Meeting the EMR documentation challenge for best practice CAUTI prevention standards

Thursday, March 10, 2016
Veracruz B/C (Coronado Springs Resort)
Andrea Churchill-Boutwell, BSN, RN-BC , Rutland Regional Medical Center, Rutland, VT
Brittni L Racine, BSN, RN-BC, ONC , Rutland Regional Medical Center, Rutland, VT

Handout (368.4 kB)

Purpose:
Recognizing CAUTI as the greatest hospital associated infection risk today empowers nurses to utilize best practices by decreasing catheter days and to demonstrate compliance through documentation as recommended by The Joint Commission to meet CAUTI prevention standards.

Relevance/Significance:
Patients deserve the safest environment possible. National patient safety goals for infection prevention includes assuring only those devices absolutely necessary will be used for patient care. With a goal of reducing foley catheter days and CAUTI, front line nurses are responsible for knowing and documenting the indication for use, the accepted insertion guidelines, and need for daily review. In reviewing documentation we recognized the CAUTI prevention standard was not being met.
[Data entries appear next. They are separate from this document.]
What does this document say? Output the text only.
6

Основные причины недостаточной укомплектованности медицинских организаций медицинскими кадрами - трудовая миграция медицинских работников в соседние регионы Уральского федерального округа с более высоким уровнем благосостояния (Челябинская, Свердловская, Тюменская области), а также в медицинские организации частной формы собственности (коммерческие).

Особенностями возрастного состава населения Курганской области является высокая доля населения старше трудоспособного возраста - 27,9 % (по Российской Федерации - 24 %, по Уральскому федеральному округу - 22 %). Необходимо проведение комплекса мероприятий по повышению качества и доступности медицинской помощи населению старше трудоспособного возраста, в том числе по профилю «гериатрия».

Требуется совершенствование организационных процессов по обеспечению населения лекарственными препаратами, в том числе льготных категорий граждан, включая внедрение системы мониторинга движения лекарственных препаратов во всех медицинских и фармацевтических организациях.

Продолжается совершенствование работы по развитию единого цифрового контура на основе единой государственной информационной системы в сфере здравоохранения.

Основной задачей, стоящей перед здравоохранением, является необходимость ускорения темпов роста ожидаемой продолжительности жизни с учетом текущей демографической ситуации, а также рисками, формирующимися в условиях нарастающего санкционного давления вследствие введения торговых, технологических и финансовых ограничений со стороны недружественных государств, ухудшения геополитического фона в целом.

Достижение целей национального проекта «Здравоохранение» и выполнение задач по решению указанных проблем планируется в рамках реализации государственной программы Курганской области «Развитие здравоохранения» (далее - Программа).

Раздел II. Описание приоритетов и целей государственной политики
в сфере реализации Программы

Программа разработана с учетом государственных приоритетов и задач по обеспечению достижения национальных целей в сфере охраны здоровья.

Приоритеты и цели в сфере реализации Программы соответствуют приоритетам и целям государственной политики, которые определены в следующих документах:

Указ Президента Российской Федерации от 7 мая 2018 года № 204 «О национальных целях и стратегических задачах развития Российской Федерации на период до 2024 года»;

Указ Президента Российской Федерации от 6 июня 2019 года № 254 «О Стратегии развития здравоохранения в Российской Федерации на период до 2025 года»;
Strategy and Implementation:
National patient safety goals were reviewed with staff at nursing skills days. An ICU CCRN nurse made and presented a CAUTI prevention poster focusing on the risks indwelling catheters pose for patients, appropriate indications for use, insertion guidelines, and early removal. Our team consisted of an Infection Prevention nurse, nurse educators, bedside nurses and Information Technology staff. Meeting regulatory requirements was a priority in updating the electronic medical record (EMR). We incorporated approved CDC and Joint Commission indications, a standard of care reference statement, and a daily review of the need for a catheter. Education delivery was an interactive e-learning module developed by the team and executed by the education department. It was mandated for every RN, LNA, and tech that cared for patients with urinary catheters. The EMR live domain was upgraded and implemented following the education completion due date. Support continued after the initial launch.

Evaluation:
Education, awareness, increased vigilance in catheter insertion, maintenance and prompt discontinuation of urinary catheters has empowered bedside nurses towards a nurse driven protocol. Since implementing EMR practice changes, organizational CAUTI's are well below the national average at only three cases hospital wide in fiscal year 2015, after the changes in EMR documentation were executed.

Implications for Practice:
Practice at the hospital was assessed in regards to meeting national standards (CDC, Joint Commission). The EMR update and practice change increases quality care for patients by providing earlier catheter removal. Nurse empowerment was increased through nurse driven catheter removal protocols.